“I really like how all these differences are trying to come together, finding a way to fight gravity together. The only way they can do it is through negotiation.”
–Shirley Tse
Venice Biennale is known as “The Olympics of the Art World” for its international participation, and this year, CalArts students, faculty, and alumni have something to cheer about: robust representation.
Faculty members Shirley Tse (School of Art) and Christine Wertheim (Critical Studies) were invited to participate in Biennale Arte 2019, held May 11 through Nov. 24, with the theme, “May You Live in Interesting Times.” Also participating were alumni Cameron Jamie (Art BFA 95), Henry Taylor (Art BFA 95), Kaari Upson (Art MFA 07), and Charlotte Prodger, who spent a semester at CalArts while earning her MFA from The Glasgow School of Art in 2009.
Tse was thrilled and honored when her native Hong Kong extended an invitation to show at the event—especially when she realized that she’s the first woman to ever land a solo show for the Hong Kong pavilion. “I am the one who broke the glass ceiling,” she says, still in awe. “That is amazing.”
Shirley Tse’s Negotiated Differences
Her exhibition, titled Stakeholders, Hong Kong In Venice, includes two installations. Negotiated Differences consists of lathe-carved wooden objects that Tse connected using plastic joints created with a 3-D printer. “I really like how all these differences are trying to come together, finding a way to fight gravity together. The only way they can do it is through negotiation,” she says. The second work, Playcourt, was inspired by Tse’s childhood memories of playing badminton in the streets of Hong Kong.

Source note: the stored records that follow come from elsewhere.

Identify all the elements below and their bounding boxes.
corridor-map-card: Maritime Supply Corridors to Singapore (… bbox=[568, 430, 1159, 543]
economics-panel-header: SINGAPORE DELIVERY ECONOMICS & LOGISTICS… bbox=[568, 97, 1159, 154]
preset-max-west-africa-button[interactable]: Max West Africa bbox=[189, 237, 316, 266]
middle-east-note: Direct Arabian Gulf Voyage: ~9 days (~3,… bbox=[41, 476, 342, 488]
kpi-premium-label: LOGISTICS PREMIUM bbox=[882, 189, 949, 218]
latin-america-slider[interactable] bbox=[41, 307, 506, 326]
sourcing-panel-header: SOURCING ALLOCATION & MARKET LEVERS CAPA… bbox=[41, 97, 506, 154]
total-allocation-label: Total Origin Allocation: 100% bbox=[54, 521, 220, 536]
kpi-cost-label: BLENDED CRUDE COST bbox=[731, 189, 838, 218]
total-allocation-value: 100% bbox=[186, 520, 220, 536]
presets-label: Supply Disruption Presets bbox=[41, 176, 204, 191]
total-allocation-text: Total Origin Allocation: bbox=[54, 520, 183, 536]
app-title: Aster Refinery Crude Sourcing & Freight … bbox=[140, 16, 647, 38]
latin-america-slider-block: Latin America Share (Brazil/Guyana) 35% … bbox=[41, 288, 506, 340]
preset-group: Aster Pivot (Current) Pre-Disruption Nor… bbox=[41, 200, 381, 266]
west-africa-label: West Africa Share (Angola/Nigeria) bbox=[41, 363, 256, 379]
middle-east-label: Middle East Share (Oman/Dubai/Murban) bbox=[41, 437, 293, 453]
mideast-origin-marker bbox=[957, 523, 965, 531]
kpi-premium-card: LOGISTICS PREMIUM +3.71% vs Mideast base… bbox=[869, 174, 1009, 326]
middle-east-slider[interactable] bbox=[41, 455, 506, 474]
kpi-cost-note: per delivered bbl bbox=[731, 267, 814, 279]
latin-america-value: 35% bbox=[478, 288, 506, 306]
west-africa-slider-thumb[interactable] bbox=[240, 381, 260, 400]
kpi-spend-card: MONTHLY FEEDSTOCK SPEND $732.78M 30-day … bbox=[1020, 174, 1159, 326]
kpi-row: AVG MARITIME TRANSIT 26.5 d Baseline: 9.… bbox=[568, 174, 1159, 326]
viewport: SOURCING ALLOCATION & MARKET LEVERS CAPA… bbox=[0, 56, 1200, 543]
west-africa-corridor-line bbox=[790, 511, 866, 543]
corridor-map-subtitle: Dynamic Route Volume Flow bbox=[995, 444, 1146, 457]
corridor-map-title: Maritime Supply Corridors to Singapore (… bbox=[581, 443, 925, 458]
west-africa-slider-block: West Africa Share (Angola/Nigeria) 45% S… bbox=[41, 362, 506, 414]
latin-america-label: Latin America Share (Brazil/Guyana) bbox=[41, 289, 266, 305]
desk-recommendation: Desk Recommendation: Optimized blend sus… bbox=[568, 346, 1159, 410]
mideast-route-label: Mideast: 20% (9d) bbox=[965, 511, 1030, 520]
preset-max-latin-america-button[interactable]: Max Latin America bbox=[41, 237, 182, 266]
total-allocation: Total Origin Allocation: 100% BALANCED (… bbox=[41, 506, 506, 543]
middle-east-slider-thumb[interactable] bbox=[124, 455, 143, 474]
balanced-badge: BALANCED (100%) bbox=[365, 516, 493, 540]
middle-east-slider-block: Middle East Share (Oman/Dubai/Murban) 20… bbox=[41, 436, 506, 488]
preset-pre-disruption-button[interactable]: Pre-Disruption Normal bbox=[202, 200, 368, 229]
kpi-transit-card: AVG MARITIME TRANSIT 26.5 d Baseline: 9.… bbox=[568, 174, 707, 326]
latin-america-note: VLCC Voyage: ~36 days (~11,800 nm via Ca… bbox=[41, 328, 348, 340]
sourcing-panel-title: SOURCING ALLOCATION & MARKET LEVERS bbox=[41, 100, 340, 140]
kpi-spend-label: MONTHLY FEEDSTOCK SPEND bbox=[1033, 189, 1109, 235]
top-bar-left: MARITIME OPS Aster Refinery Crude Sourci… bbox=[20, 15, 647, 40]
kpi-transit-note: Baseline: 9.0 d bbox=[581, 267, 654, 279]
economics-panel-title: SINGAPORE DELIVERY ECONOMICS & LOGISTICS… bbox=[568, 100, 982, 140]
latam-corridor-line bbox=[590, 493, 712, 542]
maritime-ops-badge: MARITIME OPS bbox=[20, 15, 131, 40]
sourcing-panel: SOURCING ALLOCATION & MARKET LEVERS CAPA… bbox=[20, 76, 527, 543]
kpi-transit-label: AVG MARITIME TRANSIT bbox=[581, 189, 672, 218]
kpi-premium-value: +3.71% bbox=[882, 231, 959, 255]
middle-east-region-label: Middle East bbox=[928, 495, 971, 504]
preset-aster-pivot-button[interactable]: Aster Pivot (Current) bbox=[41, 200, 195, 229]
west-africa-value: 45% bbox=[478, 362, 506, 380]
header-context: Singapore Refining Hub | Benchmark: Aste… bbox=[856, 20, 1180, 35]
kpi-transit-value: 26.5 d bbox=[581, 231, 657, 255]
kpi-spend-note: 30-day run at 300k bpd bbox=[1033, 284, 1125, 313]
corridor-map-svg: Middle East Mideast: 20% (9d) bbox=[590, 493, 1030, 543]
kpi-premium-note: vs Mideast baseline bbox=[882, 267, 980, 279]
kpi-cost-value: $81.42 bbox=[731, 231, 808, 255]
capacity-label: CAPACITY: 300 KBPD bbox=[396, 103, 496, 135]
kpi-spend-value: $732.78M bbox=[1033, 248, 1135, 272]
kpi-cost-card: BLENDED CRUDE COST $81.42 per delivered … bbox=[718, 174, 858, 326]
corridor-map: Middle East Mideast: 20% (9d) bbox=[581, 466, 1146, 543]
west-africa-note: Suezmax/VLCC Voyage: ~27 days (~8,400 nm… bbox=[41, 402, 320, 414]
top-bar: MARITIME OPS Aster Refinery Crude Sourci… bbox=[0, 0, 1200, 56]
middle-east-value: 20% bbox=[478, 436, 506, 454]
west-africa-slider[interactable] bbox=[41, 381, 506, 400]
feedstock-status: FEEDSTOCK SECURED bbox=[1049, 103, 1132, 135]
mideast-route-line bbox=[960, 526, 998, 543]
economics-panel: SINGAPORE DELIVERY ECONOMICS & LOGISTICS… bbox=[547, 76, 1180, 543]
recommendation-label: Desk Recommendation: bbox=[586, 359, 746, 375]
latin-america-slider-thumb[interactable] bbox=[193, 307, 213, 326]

In creating this work, which includes tripods poised for action, she explored themes of colonialism, communication, and trade. “I imagine the birdie—which is made of vanilla bean pods and rubber, trade products of the colonial era— flying back and forth along the two ends of the court; it’s like trading routes,” Tse says.
Wertheim and her twin sister, Margaret, began dreaming up their work, Crochet Coral Reef, nearly 15 years ago. That’s when the two began crocheting curvy objects, called hyperbolic planes (the technique was invented by mathematician Daina Taimina, an associate adjunct professor at Cornell University). When Christine deviated from the formula and switched to using fluffy, sparkly, colorful yarns, she noticed that the result resembled corals. “One day, I casually said, ‘Oh! They look like corals; we could crochet a coral reef.’” They did just that, inviting others around the world to participate in the endeavor, too. In Venice, the reefs are on display in glass vitrines and hanging from the wall. “The whole effect evokes the experience of both seeing corals underwater, and being in an old-fashioned natural history museum,” says Christine. “It is also about technology and craft and oceanic life.”
Both Tse and Wertheim were honored to see their works on display with beautiful Venice as a backdrop, and the two faculty members agree that 2019 is a special year, in part because they were able to see so many artists with CalArts ties. “Six people from one institution in one year is pretty amazing,” says Wertheim.
“The whole effect evokes the experience of both seeing corals underwater, and being in an old-fashioned natural history museum.”